Happy New Year! It’s 2024. I think most would agree with my saying that it’s going to be another crazy year. Let’s take a look at what we know and what we don’t know about data-sharing, PBM reforms and transparency.
Some Things We “Know” as We Kick off 2024
The Gag Clause Prohibition
The Biden Administration did NOT issue guidance delaying the December 31 submission date for the Gag Clause Prohibition “attestation,” and we still have NO clarifying guidance on whether the Gag Clause Prohibition (as set forth under the law in ERISA section 724) applies to agreements between the owner of a provider network and a plan sponsor or service provider to the plan, not just agreements with the group health plan itself.
As discussed in my blog post from December, the plan sponsor and service provider communities believe that any agreements with the plan sponsor or plan service provider is an agreement with the group health plan, and thus, they believe that ERISA section 724 applies. However, the owners of the provider networks disagree.
The Senate remains very interested in enacting S. 1339 into law. S. 1339 (called the Pharmacy Benefit Manager Reform Act) would require a PBM providing services to a group health plan to disclose to the Plan Administrator detailed information about the PBM’s pricing practices, the fees they charge, the amount of rebates and discounts they retain and even whether and when a PBM is steering patients to pharmacies owned by the PBM.
S. 1339 was approved by the Senate HELP Committee with wide bi-partisan support early on in 2023, and Majority Leader Schumer has been looking for opportunities to bring S. 1339 to the Senate floor.
Data-Sharing and Transparency
In a somewhat surprise move, the House passed the Lower Costs, More Transparency Act on December 11 with 320 votes, which is significant because it shows that there is bi-partisan support for the Data-Sharing and Transparency provisions included in the Act.
With regard to Transparency, the Act would codify the Hospital Transparency and Transparency in Coverage (TiC) Rules, increase penalties for non-compliance with the Hospital Transparency Rule and require the disclosure of prices and fees paid at ambulatory surgical centers, imaging centers and labs. Importantly, the Act would also codify the requirement to publicly disclose Prescription Drug Prices on a Machine-Readable File, a requirement that was put on hold by CMS due to a lawsuit filed against the regulation implementing this requirement.

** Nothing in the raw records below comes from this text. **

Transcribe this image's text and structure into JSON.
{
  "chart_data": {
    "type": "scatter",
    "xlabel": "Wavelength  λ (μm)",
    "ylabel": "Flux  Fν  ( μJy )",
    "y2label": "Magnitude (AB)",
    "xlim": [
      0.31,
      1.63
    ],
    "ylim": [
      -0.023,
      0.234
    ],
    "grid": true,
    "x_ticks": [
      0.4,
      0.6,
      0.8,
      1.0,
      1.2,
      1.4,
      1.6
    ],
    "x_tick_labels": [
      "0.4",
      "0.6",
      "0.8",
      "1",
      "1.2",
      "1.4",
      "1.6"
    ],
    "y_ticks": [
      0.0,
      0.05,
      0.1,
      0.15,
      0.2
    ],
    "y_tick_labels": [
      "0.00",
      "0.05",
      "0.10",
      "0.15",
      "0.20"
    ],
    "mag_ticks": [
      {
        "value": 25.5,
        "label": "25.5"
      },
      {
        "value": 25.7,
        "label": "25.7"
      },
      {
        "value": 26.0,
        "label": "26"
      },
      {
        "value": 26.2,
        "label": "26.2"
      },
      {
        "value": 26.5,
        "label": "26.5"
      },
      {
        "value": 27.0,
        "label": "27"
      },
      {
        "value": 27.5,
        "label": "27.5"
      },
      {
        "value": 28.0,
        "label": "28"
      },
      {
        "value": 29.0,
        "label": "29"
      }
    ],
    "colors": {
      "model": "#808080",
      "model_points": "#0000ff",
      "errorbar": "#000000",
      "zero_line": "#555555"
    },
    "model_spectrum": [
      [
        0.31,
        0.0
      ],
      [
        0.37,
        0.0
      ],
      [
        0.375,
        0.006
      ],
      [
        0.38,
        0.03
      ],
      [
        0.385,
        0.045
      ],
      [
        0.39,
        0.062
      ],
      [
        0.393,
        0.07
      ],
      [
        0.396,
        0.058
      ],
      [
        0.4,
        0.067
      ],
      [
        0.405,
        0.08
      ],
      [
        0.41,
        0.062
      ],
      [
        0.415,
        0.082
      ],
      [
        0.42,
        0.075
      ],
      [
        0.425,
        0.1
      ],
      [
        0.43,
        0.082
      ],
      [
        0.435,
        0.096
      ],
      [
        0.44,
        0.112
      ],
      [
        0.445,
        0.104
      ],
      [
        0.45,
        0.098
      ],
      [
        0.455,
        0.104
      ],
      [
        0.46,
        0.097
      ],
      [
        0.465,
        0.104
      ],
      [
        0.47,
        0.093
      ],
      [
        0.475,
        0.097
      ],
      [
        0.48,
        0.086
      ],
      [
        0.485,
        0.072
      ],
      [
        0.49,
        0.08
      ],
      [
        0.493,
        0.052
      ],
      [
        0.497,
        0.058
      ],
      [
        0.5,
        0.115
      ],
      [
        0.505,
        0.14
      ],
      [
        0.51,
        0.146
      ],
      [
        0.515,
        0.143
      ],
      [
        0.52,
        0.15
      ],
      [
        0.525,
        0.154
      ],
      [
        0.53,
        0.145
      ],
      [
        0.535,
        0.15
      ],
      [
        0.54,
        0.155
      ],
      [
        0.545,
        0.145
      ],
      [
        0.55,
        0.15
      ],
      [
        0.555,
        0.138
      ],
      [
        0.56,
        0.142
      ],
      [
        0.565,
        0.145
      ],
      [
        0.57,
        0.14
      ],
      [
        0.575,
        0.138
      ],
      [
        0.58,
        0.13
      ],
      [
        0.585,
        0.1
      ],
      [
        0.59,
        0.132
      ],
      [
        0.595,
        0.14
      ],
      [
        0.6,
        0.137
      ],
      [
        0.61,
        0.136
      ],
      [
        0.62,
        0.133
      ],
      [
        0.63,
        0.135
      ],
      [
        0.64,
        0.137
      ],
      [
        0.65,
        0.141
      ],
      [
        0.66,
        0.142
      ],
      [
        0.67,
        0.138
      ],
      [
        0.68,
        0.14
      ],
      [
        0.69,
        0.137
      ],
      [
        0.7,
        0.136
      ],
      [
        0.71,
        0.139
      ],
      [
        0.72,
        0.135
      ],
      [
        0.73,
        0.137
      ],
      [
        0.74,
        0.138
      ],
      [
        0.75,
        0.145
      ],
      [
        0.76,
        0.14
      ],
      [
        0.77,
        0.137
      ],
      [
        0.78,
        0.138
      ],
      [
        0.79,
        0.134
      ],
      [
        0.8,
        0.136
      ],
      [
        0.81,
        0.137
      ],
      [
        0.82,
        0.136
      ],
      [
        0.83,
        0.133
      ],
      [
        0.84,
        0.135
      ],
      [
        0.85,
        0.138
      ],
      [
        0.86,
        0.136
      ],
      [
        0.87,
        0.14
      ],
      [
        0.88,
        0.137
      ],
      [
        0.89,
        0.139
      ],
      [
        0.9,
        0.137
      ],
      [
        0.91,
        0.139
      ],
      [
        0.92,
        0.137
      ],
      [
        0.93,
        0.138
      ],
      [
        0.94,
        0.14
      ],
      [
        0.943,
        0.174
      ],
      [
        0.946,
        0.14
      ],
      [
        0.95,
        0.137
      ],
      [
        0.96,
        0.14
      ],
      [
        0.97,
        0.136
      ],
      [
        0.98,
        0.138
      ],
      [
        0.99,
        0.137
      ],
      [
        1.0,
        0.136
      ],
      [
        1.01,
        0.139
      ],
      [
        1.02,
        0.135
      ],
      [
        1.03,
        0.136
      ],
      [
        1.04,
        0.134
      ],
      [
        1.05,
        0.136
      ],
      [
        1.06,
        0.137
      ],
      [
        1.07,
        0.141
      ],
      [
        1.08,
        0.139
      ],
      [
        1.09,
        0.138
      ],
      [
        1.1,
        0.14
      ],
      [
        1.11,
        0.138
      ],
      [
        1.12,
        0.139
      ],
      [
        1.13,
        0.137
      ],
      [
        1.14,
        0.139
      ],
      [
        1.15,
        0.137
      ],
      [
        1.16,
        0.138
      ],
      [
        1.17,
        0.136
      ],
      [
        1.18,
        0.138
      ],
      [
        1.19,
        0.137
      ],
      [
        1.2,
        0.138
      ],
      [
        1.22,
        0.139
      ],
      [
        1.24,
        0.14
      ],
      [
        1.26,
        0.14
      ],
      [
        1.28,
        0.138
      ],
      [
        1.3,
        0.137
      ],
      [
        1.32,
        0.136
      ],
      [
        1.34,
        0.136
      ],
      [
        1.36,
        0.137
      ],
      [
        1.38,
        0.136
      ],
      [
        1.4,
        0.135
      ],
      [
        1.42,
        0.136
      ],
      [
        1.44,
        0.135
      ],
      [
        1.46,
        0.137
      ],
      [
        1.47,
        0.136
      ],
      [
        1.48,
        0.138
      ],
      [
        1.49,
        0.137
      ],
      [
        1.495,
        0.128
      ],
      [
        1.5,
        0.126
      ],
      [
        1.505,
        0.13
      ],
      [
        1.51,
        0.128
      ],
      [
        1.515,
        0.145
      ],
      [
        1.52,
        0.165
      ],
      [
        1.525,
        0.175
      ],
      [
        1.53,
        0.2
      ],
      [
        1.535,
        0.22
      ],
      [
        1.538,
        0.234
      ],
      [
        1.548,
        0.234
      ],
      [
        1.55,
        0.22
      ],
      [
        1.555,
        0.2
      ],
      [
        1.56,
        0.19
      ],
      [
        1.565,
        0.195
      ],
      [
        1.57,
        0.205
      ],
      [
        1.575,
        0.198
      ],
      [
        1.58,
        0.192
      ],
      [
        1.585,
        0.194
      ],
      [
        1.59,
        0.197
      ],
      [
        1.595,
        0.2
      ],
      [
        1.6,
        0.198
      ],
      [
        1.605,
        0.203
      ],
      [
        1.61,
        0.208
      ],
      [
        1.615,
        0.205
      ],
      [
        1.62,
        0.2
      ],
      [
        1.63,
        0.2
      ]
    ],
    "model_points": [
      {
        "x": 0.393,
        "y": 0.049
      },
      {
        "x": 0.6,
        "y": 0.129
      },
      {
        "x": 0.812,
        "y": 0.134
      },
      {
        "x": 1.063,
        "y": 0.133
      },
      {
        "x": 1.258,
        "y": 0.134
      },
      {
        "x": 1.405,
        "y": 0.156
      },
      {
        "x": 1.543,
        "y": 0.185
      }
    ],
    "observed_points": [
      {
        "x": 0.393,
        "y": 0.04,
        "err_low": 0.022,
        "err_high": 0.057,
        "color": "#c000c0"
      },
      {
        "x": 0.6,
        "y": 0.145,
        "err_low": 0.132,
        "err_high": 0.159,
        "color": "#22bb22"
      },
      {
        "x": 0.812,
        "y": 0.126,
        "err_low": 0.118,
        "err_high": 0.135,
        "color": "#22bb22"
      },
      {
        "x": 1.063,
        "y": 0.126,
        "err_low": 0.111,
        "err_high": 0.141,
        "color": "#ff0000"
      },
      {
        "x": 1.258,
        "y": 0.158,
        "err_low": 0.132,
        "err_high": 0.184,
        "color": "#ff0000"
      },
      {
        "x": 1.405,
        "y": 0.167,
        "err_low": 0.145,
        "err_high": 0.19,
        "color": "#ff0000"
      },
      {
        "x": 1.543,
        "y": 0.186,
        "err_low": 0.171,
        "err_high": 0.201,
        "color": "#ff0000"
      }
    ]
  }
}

With regard to Data-Sharing, the Act would require owners of the provider networks to share a complete and accurate set of claims data with a plan sponsor for purposes of “auditing” the plan’s claims adjudication process. The Act also seeks to amend the Gag Clause Prohibition, allowing plan sponsors to tell the Federal government that they cannot “attest” that gag clauses have been removed from their agreements and why. This is an important change based on everything I have been telling you about the ongoing battle between plan sponsors and insurance carriers who are the owner of the provider networks over whether and where prohibited gag clauses are present.
Some Things We Don’t “Know”
The Gag Clause Prohibition
We don’t know if the Senate will take steps to approve the House’s Lower Costs, More Transparency Act. That means we do not know if the amendments to the Gag Clause Prohibition discussed above will ever make their way into the law.
Personally, I believe that there are opportunities to tuck these provisions into a larger legislative vehicle, like legislation to keep the government funded and/or other supplemental spending bills that both the House and Senate will be considering by March 1 and March 8. But we just don’t know whether there will be any type of agreement that will prevent a government shutdown and/or provide financial aid to, for example, Ukraine and/or Israel. Currently, there is NO agreement on anything.
We also don’t know whether PBM reforms – particularly S. 1339 – will be included in legislation to keep the government funded and/or other supplemental spending bills. But because Senate Democrats and Republicans are eager to get S. 1339 into the law, I truly believe there will be a concerted effort to do just that.
We just don’t know whether those efforts will be successful, and what – if anything – House Republicans may want in return for agreeing to include S. 1339 in any forthcoming legislative vehicle. BTW, House Republicans shouldn’t want anything in return because they essentially support the reforms included in S. 1339. But again, we just don’t know, especially the way things have been going with House Republicans over the past six months.
Data-Sharing and Transparency
Similar to everything I just discussed above, we don’t know whether the requirement to share claims data for “audit” purposes and/or any other Transparency provisions will find their way into the law during these upcoming legislative exercises.
In addition, we don’t know whether the Biden Administration is going to issue any regulations or guidance clarifying the requirement to share claims data with a plan sponsor or service provider to the plan.
We could see some sort of regulations extending improvements to the Machine-Readable Files that are now applicable under the Hospital Transparency Rule to insurance companies and self-insured plans under the TiC Rule, but we don’t know when that’s going to happen.
With the upcoming Presidential election on November 5, the Biden Administration only has about one more year to act, although I do expect whichever political party controls the White House after November 5 will continue to implement and improve all the existing Transparency provisions currently in the law.
The information provided does not, and is not intended to, constitute legal advice; instead, all information and content herein is provided for general informational purposes only and may not constitute the most up-to-date legal or other information.